A lovely opportunity to quote The Flaming Lips in my opening post (one reproduced from the last site just so I can use again) As a “proper” software developer, I have multiple test environments (okay, so for my own stuff local, test and prod only two of which are accessible by the outside world) and at work where we have many it makes our SEO people very sad to see those being spidered, so this needs to be fixed. Enter .htaccess to the rescue! A nice simple line in your robots.txt file will at least tell those pesky spiders that obey the rules to ignore the content but, with a push CMS where you have the same files in multiple environments, you need to do something a little simple and a little special. We’ve created a robots.txt for the live site as is standard, and robots_not_live.txt for the others.
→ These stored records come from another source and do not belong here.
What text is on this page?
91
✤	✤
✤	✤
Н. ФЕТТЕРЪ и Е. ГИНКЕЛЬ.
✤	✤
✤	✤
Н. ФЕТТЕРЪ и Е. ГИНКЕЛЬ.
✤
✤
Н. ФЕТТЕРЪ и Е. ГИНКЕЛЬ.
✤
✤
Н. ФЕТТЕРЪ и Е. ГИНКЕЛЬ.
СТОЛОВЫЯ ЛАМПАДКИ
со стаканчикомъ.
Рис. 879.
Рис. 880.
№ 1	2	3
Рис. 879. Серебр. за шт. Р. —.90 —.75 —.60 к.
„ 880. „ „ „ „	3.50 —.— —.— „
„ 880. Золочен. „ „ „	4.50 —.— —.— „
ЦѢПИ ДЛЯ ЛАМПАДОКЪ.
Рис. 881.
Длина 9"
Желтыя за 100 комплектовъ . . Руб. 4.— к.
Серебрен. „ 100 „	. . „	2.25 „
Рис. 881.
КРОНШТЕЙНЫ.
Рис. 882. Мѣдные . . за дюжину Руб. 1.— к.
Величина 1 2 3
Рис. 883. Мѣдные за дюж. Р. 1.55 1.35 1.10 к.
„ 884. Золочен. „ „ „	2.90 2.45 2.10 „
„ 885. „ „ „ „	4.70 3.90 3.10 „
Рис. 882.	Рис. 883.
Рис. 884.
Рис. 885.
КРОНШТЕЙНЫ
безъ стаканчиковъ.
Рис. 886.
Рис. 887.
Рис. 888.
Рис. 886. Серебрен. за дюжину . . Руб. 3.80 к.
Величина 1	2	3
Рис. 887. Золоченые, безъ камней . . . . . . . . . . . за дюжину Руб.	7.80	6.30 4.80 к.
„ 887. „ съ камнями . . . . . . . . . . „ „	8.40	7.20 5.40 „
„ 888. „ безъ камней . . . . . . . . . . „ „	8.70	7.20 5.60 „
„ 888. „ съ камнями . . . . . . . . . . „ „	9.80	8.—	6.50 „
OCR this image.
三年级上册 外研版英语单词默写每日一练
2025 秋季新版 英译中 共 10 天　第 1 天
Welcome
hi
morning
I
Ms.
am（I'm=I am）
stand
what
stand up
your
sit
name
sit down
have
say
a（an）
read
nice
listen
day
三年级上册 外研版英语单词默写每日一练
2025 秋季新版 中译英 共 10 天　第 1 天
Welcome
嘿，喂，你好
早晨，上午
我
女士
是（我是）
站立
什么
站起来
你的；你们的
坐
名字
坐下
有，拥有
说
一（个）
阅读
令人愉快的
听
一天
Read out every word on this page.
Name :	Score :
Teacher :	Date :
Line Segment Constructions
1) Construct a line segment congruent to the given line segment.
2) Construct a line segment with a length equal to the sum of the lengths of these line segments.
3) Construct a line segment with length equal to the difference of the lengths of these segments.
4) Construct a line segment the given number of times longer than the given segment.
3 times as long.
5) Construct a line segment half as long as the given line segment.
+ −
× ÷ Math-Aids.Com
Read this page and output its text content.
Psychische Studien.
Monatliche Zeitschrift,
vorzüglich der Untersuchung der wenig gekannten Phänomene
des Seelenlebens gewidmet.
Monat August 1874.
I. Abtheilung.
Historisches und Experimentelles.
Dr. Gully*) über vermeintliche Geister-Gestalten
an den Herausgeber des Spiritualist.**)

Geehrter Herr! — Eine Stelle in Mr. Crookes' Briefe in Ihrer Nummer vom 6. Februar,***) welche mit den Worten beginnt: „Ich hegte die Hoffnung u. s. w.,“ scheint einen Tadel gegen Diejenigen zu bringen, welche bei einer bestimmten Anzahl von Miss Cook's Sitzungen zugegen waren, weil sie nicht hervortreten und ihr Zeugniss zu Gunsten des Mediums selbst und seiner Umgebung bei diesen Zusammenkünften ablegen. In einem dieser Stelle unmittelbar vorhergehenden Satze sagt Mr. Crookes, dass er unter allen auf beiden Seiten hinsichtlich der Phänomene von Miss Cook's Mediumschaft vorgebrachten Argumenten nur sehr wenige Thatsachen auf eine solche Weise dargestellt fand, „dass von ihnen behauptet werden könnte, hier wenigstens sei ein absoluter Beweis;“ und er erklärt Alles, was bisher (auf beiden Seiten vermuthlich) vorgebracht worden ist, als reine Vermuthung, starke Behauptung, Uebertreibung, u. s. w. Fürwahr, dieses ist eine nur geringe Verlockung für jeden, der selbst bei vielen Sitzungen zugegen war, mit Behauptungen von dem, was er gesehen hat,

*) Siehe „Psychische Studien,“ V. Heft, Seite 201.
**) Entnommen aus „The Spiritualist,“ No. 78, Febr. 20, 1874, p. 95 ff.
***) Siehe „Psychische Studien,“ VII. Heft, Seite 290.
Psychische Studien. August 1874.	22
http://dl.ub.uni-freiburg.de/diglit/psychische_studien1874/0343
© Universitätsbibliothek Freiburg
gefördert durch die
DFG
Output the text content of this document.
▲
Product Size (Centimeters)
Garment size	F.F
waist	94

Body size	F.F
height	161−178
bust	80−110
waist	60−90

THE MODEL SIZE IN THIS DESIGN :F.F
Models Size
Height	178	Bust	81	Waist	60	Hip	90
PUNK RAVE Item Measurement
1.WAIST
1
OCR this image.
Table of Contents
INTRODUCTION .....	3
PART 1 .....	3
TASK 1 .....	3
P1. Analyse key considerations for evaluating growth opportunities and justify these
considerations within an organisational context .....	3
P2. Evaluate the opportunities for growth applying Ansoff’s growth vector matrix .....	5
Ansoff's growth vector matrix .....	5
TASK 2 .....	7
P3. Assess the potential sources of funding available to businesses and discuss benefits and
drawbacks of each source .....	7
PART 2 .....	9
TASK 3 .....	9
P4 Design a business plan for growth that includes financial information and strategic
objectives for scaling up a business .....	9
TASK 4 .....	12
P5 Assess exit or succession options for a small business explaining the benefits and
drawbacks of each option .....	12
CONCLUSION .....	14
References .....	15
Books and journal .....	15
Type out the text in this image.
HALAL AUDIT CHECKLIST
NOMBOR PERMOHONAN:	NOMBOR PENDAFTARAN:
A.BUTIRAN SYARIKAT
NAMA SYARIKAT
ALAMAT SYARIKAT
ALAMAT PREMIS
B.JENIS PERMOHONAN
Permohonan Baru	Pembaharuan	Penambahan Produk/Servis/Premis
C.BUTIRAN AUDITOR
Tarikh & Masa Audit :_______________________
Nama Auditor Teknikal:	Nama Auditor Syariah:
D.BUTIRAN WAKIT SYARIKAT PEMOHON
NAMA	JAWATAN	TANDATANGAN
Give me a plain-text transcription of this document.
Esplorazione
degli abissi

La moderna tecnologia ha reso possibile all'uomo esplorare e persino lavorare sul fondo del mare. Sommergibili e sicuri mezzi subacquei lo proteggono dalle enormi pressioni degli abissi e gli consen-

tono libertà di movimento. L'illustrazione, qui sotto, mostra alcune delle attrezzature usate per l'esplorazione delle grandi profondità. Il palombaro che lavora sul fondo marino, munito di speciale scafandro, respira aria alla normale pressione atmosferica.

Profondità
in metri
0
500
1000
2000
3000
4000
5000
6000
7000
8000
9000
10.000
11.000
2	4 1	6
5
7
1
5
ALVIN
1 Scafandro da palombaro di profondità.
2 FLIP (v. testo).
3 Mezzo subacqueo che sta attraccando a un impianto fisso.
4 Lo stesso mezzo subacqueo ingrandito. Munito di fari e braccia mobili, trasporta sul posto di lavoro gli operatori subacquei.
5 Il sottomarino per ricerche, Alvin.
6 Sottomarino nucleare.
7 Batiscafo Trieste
The spiders won’t obey, or even be aware of, the other file until we tell them to go looking for it so a simple rewrite rule as below will work for us:
RewriteCond %{HTTP_HOST} ^test.stevenfewster.com
RewriteRule ^robots.txt$ /robots_not_live.txt [NC]
So the file on live will appear as:
User-agent: *
Allow: /
And on test (or wherever you specify) as:
User-agent: *
Disallow: /
You could equally, in whatever programming language you’re using, slap in a couple of meta tags for no index/no follow based on the calling URL, but I like this.